According to his lawsuit, Smith alleged torture all along — testifying about it at his bond hearing and later at a motion to suppress his confession. But both times judges sided with the detectives, who claimed it never happened.
Smith spent nearly 20 years in prison before being granted a new trial in 2015. Four years later, Smith obtained a certificate of innocence.
Smith’s lawsuit alleged that for years Daley failed to do anything about the burgeoning torture scandal even after he’d learned from police brass as far back as 1982 — when he was state’s attorney — that serious allegations had been raised about Burge and detectives under his command.
Twice before, Daley had been ordered to give a deposition in other lawsuits over torture claims, but the city settled those cases before he was questioned under oath.
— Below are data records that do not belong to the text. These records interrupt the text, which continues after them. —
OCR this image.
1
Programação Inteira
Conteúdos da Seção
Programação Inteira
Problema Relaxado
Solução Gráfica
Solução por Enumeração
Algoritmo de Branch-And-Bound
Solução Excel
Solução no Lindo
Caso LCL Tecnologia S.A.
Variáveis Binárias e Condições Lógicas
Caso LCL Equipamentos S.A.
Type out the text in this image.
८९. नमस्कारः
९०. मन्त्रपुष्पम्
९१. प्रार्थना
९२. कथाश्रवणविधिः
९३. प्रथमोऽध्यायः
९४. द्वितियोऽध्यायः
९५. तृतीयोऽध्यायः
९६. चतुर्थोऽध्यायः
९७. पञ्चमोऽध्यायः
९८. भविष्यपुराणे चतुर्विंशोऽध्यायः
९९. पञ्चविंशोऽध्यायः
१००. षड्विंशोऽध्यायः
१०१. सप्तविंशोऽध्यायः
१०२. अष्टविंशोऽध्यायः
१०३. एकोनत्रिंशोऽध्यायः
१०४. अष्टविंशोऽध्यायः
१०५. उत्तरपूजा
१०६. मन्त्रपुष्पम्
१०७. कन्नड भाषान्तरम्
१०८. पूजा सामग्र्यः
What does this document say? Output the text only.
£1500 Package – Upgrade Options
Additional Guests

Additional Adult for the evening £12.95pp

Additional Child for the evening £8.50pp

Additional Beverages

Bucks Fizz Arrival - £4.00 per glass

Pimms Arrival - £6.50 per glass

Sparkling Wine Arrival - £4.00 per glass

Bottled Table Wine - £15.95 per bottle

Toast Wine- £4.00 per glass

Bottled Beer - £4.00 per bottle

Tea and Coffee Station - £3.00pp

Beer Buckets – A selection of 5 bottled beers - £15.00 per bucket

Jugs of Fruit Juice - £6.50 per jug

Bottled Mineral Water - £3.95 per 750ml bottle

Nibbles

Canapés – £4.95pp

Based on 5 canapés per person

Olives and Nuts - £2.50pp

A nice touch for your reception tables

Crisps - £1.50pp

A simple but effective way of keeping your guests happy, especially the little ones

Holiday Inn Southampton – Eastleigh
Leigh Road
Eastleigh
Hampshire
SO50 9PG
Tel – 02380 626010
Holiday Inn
In denying a motion by lawyers for the city to dismiss Smith’s lawsuit in 2016, former U.S. District Judge Amy St. Eve — now assigned to the U.S. Court of Appeals for the 7th Circuit — wrote that Smith’s attorneys “sufficiently allege that Daley, as Chicago’s mayor, participated in a conspiracy to conceal evidence of police torture.”
The judge did, however, dismiss on technical grounds allegations over Daley’s actions as state’s attorney, saying that by law he was immune from exposure to damages stemming from a criminal prosecution.
In all, Burge and detectives under his command were alleged to have tortured and abused more than 100 suspects in the 1970s and 1980s.
Burge was suspended in 1991 and fired in 1993 by the Chicago Police Board for the torture of Andrew Wilson. Thirteen years later, special Cook County prosecutors found evidence of widespread abuse by Burge and detectives under his command but concluded that the statute of limitations on criminal charges had passed.

In 2008 he was arrested in Florida after being indicted on federal charges of perjury and obstruction of justice for denying involvement in torture in his written answers in a 2003 lawsuit in U.S. District Court.
In one example, Burge was asked to “state whether you have ever used methods, procedures or techniques involving any form of verbal or physical coercion of suspects while in detention or during interrogation, such as deprivation of sleep, quiet, food, drink, bathroom facilities, or contact with legal counsel and/or family members; the use of verbal and/or physical threats or intimidation, physical beatings, or hangings; the use of racial slurs or profanity; the use of physical restraints, such as handcuffs; the use of photographs or polygraph testing; and the use of physical objects to inflict pain, suffering or fear, such as firearms, telephone books, typewriter covers, radiators, or machines that deliver an electric shock.”
He answered: “… I have never used any techniques set forth above as a means of improper coercion of suspects while in detention or during interrogation.”
At his 2010 trial, a number of former convicts testified that Burge had used cattle prods on their genitals, suffocated them with plastic and beaten them with phone books.
Burge testified in his defense, denying in court that he ever tortured suspects or condoned torture. He said he had never witnessed a cop abusing a suspect in his 30 years with the department. He was convicted and served time in a North Carolina prison.
Despite costing the city tens of millions of dollars in legal expenses because of lawsuits related to the torture and abuse, Burge continued collecting a $4,000-a-month police pension.